I've actually worked on a project where there have been attempts to use GPT like models to summarize scientific results and the problem is it gets shit wrong all the time! You have to be an expert to separate the wheat from the chaff. It operates like a mendacious search engine pretending to be a person.

1 comments

The problem is that we need to pair generative models with verification systems. We have the models, but no verification yet. Fortunately code and math are easier to verify. Some things require simulation. In other cases you can substitute an ensemble of solutions & picking the most frequent answer as consistency based verification.
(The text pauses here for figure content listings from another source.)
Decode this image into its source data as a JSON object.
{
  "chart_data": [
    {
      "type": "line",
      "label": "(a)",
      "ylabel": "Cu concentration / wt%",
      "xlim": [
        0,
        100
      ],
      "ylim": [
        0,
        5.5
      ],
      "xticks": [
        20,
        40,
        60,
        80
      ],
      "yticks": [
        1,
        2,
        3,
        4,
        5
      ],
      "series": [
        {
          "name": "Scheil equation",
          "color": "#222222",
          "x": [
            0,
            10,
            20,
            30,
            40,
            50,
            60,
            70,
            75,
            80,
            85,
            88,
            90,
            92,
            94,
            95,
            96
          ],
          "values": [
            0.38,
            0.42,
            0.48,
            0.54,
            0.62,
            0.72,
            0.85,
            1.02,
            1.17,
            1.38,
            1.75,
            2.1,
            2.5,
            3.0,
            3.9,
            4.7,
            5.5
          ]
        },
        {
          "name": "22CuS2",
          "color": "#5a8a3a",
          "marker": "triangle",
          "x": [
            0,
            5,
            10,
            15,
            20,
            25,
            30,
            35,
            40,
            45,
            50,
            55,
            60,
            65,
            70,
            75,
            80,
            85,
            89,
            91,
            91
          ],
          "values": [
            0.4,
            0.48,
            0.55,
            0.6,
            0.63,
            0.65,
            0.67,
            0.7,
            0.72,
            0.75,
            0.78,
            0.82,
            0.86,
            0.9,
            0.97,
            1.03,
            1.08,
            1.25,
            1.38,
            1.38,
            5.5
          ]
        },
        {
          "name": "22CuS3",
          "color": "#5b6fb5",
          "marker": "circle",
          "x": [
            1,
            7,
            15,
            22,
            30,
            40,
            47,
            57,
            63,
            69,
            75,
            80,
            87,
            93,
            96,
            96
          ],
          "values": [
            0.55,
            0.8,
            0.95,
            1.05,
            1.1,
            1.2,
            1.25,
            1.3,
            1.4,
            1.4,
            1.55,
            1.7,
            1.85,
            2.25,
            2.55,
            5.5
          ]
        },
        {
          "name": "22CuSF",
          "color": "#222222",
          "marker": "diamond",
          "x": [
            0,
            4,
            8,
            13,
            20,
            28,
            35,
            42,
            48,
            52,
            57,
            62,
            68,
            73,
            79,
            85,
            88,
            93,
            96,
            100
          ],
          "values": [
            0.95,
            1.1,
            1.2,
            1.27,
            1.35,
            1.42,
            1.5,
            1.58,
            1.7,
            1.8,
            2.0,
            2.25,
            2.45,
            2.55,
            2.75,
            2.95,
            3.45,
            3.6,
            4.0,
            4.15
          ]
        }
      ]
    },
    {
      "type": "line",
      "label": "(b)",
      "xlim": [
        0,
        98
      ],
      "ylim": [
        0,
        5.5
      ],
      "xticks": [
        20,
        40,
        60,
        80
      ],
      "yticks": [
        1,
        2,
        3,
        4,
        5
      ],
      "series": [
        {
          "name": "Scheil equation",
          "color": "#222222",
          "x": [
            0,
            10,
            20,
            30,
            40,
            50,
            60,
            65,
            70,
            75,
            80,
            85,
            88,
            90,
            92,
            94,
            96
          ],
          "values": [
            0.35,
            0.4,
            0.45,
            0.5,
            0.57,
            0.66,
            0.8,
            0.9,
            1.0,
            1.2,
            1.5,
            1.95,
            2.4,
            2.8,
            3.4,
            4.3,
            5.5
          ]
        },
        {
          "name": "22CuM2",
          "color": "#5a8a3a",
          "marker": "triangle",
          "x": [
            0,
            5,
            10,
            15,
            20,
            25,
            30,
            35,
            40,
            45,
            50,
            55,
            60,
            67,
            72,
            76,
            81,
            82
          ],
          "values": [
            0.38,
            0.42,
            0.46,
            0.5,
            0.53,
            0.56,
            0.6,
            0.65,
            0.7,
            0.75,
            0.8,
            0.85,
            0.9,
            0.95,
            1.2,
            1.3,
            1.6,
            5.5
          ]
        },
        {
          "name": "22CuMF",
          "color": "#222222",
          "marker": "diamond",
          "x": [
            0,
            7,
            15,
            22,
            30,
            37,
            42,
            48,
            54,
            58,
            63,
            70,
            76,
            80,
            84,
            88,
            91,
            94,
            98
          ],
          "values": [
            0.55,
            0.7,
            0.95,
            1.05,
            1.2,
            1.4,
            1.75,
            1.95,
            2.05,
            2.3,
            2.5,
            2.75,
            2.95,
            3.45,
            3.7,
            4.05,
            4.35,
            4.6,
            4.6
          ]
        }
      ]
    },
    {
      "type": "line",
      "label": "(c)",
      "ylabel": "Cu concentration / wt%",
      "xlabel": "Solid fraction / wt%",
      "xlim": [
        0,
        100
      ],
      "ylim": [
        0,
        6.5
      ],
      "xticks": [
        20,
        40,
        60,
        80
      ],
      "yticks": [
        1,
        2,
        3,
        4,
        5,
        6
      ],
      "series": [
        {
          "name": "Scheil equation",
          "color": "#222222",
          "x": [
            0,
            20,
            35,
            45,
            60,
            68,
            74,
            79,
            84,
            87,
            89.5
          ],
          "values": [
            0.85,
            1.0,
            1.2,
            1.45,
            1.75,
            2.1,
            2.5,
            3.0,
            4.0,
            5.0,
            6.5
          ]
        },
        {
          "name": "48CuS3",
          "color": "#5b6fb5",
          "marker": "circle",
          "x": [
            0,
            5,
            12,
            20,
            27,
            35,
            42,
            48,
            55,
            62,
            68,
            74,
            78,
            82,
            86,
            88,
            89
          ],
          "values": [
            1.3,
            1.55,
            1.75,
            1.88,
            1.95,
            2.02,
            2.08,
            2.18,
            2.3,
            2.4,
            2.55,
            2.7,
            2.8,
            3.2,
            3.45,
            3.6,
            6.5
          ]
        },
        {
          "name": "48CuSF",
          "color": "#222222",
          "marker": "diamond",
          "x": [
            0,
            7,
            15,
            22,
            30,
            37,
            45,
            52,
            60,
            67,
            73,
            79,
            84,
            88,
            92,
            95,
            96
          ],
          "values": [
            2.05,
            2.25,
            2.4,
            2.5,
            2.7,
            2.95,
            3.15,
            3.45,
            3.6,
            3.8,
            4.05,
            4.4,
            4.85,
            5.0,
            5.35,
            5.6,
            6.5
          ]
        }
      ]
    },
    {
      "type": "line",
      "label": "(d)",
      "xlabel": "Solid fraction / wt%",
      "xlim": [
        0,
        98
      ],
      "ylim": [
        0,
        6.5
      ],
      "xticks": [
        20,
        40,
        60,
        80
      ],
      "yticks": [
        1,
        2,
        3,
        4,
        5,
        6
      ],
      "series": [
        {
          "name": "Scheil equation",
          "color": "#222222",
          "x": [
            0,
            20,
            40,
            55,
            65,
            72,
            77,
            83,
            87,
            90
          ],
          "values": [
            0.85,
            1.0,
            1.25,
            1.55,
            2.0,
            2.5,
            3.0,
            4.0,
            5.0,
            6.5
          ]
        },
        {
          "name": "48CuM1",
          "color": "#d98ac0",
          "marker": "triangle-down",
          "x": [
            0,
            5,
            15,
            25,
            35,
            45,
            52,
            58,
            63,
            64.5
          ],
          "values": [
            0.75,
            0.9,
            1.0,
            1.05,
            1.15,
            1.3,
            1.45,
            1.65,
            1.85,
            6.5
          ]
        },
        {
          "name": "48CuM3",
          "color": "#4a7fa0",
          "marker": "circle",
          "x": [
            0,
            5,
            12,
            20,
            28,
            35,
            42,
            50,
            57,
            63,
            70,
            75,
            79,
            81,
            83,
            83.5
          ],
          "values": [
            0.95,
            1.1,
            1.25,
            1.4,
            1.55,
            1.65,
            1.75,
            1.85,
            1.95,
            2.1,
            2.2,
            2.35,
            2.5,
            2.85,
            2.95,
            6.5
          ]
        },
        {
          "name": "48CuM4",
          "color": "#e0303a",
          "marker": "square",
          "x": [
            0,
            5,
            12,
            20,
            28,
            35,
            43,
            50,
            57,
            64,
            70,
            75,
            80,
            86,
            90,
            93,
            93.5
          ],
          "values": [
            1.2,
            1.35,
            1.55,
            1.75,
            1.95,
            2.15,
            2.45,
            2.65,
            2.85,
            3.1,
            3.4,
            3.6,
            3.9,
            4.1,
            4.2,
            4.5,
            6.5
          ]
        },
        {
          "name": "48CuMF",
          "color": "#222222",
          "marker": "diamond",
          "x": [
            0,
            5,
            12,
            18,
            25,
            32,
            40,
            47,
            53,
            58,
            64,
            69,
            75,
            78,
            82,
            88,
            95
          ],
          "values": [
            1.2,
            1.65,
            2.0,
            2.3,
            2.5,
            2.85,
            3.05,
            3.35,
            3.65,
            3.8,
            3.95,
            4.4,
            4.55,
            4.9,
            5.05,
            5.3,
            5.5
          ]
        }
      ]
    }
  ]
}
But for each domain we need to create verifiers and that will take some time.

The good thing is that we'll be able to generate training data with our models by filtering the junk with the verifiers. Then we can retrain the models. It's important because we are getting to the limit of available training data. We need to generate more data, but it's worthless unless we verify it. If we succeed we can train GPT-5. Human data will be just 1%, the race is on to generate the master dataset of the future. I read in a recent paper that such a method was used to improve text captions in the LAION dataset. https://laion.ai/blog/laion-5b/

>we need to pair generative models with verification systems >code and math are easier to verify

I would love to see a two-stage pipeline using a LLM to convert natural language specifications into formal specifications for something like Dafny, and then follow up with another model like AlphaZero that would generate code & assertions to help the verifier. This seems like something that a major group like DeepMind or OpenAI could pull off in a few years.